Rule 5: Obey the Three Cs—Concise, Clear, and Complete

The grant does not have to fill the allotted page count. Your goal should be to provide a complete reckoning of what is to be done, as briefly as possible. Do not rely on supplements (which may not be allowed) or on Web sites (review may be actively discouraged since it has the potential to compromise anonymity). Specify the scope up-front and make sure it is realistic with respect to the funds requested. A common temptation for inexperienced grant writers is to propose to do too much. Such applications are usually judged as overly ambitious and consequently poorly rated.

Rule 6: Remember, Reviewers Are People, Too

Typically, reviewers will have a large number of grants to review in a short period. They will easily lose concentration and miss key points of your proposal if these are buried in an overly lengthy or difficult-to-read document.

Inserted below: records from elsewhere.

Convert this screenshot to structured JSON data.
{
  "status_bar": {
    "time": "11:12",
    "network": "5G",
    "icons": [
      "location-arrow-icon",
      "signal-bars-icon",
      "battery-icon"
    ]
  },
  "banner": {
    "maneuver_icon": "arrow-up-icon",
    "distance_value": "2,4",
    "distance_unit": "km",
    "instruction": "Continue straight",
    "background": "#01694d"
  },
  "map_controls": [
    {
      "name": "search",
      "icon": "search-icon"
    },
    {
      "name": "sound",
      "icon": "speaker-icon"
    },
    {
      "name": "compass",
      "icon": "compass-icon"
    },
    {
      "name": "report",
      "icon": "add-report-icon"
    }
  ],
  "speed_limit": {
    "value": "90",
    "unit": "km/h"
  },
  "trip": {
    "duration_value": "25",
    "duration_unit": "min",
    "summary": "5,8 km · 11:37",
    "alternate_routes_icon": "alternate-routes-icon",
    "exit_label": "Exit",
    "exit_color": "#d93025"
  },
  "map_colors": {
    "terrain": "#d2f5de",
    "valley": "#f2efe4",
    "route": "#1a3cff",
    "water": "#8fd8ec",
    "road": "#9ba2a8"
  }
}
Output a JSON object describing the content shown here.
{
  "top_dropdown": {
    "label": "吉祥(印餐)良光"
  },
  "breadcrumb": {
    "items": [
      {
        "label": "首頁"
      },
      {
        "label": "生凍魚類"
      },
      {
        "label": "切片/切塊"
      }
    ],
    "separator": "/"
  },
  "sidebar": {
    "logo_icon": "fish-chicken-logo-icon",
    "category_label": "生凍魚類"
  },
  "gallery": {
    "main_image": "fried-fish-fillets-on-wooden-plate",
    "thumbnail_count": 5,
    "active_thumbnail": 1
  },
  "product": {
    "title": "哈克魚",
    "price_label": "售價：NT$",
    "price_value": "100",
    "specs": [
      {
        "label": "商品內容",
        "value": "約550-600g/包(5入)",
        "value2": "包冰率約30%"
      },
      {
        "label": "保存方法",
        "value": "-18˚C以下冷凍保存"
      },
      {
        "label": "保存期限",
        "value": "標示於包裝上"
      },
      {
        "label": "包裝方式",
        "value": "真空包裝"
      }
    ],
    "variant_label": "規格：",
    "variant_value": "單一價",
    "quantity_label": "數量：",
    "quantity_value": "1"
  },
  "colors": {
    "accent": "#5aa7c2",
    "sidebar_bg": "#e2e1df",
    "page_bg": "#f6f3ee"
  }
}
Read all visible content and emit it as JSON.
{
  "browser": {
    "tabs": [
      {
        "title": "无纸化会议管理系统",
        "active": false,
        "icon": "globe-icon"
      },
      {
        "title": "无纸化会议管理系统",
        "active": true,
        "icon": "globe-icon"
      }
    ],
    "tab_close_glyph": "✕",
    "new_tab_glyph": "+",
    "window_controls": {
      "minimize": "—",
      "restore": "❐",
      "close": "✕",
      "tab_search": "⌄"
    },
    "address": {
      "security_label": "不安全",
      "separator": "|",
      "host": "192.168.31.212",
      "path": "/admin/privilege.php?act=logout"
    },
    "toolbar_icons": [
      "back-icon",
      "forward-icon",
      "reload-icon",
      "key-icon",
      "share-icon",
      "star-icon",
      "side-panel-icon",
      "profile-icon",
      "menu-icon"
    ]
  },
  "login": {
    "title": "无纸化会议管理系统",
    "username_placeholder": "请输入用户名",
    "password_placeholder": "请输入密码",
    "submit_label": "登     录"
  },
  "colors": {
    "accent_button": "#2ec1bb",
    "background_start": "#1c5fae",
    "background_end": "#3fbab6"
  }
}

Also, more than likely, not all the reviewers will be experts in your discipline. It is a skill to capture the interest of experts and nonexperts alike. Develop that skill. Unlike a paper, a grant provides more opportunity to apply literary skills. Historical perspectives, human interest, and humor can all be used judiciously in grants to good effect. Use formatting tricks (without disobeying rule 4), for example, underlining, bolding, etc., and restate your key points as appropriate. Each section can start with a summary of the key points.

Rule 7: Timing and Internal Review Are Important

Give yourself the appropriate lead time. We all have different approaches to deadlines. Ideally, you should complete a draft, leave sufficient time to get feedback from colleagues, and then look at the grant again yourself with a fresh eye. Having a spectrum of scientific colleagues who are similar to the likely reviewer pool critique your grant is very valuable.

Rule 8: Know Your Grant Administrator at the Institution Funding Your Grant

At the end of the day, this person is your best advocate. How well you understand each other can make a difference. Many grant administrators have some measure (limited to complete) discretionary control over what they fund. The more they know and understand you and your work, the better your chances of success. Do not rely just on E-mail to get to know the grant administrator. Do not be intimidated. Talk to them on the telephone and at meetings where possible—they want to help.

Rule 9: Become a Grant Reviewer Early in Your Career

Being on review panels will help you write better grants. Understanding why grants get triaged before complete review, how a panel reacts to a grant, what the discretionary role of program officers is, and what the role of oversight councils is provide valuable lessons for writing successful grants of your own and for giving others advice about this process.

Rule 10: Accept Rejection and Deal with It Appropriately

Rejection is inevitable, even for very good grants when funding levels are low. Learn to live with rejection and to respond appropriately. Do not be defensive; address each criticism head on and respond with facts and not emotional arguments. When resubmission is necessary, make it very clear to the reviewer that you understand what was wrong the first time. Indicate precisely how you have fixed the problems. In the resubmitted application, never argue with the validity of the prior review. If the grant was close to being funded the first time around, remind the reviewers of that fact by including the previous score if appropriate, and make it crystal clear why this version is much improved.

There are no previously unrevealed secrets to grant writing presented here. Rather, it is a concise picture intended to help our early career readers take the next step. If you feel like you need more detail, take a look at Kraicer's article [2]. Good luck on getting those grants.


  1. 1. Bourne PE (2005) Ten simple rules for getting published. PLoS Comput Biol 1: e57.. DOI:
  2. 2. Kraicer J (1997) The art of grantmanship. Strasbourg: Human Frontier Science Program. Available: Accessed 19 January 2006.